Volunteers map health and diversity of plantings

11/1/2016, 4:42 p.m.
Portland Parks & Recreation Urban Forestry staff and more than 1,300 volunteers have surveyed and mapped nearly every planted street ...
A measurement is taken of a street tree planted in the public right-of-way during an inventory of street trees in Portland.

Portland Parks & Recreation Urban Forestry staff and more than 1,300 volunteers have surveyed and mapped nearly every planted street tree in Portland -- almost 220,000 in all, covering all 96 of the city's neighborhoods. The effort is key to help inform how PP&R manages Portland's urban forest going forward.

The trees, which are planted in the public rights-of-way, rather than on private property, have also been measured, identified, and each one's health rated as part of the city's first comprehensive inventory of street trees.

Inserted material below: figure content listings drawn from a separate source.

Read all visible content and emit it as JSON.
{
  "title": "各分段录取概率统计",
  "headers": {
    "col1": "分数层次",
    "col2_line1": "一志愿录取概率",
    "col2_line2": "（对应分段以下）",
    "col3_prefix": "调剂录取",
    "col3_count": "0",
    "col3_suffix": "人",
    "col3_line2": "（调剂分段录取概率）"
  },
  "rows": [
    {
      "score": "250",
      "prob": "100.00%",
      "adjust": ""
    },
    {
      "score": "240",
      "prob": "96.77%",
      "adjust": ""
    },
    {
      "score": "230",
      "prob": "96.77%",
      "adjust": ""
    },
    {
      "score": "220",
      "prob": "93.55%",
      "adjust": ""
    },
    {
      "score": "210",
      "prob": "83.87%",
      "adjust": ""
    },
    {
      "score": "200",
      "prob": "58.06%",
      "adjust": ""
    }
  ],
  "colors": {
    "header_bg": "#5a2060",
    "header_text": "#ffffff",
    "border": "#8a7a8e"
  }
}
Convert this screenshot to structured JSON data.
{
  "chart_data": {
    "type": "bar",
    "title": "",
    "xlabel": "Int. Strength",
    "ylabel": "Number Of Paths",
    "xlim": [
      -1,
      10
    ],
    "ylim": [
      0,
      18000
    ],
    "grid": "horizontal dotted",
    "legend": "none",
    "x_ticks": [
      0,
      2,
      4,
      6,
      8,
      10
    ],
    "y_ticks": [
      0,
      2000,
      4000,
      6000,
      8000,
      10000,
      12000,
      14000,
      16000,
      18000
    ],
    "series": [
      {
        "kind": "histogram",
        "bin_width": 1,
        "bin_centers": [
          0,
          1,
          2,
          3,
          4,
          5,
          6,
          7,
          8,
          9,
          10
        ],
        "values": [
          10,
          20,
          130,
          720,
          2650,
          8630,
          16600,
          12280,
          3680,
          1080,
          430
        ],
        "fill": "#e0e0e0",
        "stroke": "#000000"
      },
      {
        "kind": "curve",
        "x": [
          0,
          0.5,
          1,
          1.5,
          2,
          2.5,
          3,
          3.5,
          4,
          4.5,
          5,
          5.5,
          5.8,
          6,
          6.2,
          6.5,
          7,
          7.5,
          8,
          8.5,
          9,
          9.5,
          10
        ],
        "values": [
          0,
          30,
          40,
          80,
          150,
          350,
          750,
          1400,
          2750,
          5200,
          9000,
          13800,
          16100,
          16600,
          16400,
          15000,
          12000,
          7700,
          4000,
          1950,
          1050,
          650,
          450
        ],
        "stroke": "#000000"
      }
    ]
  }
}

Findings from the tree inventory, which was completed in September, will be presented at the 2016 Tree Inventory Summit, a free public event this Saturday, Nov. 5, from 8:30 a.m. to 3:30 p.m. at the Mt. Scott Community Center, 5530 S.E. 72nd Ave.

"Trees are a vital part of our city," says Portland Parks Commissioner Amanda Fritz. "They improve our health by cleaning the air we breathe and reducing summer heat impacts, provide habitat for wildlife, and make our neighborhoods more walkable and beautiful. I am pleased that the Urban Forestry staff and our valued volunteers worked so hard on the Street Tree Inventory. Their work will help inform and guide stewardship of this valuable public asset."

Workers and volunteers spent approximately 17,000 hours on the project from 2010 through September 2016. Reports for individual neighborhoods are already available on Urban Forestry's web page. Residents are encouraged to check-out the information for their local street trees.

Preliminary findings from the survey have already been influencing the city's tree-related policies. For example, Portland is vulnerable to significant tree losses from pests and diseases as a result of a very high count of maple trees along city streets. Urban Forestry now requires property owners to plant alternative species when replacing and planting new street trees.

Also, given the low percentage of evergreen trees being planted, Urban Forestry has increased the number of evergreens on its approved planting lists from a handful to more than 20, and is encouraging evergreen planting.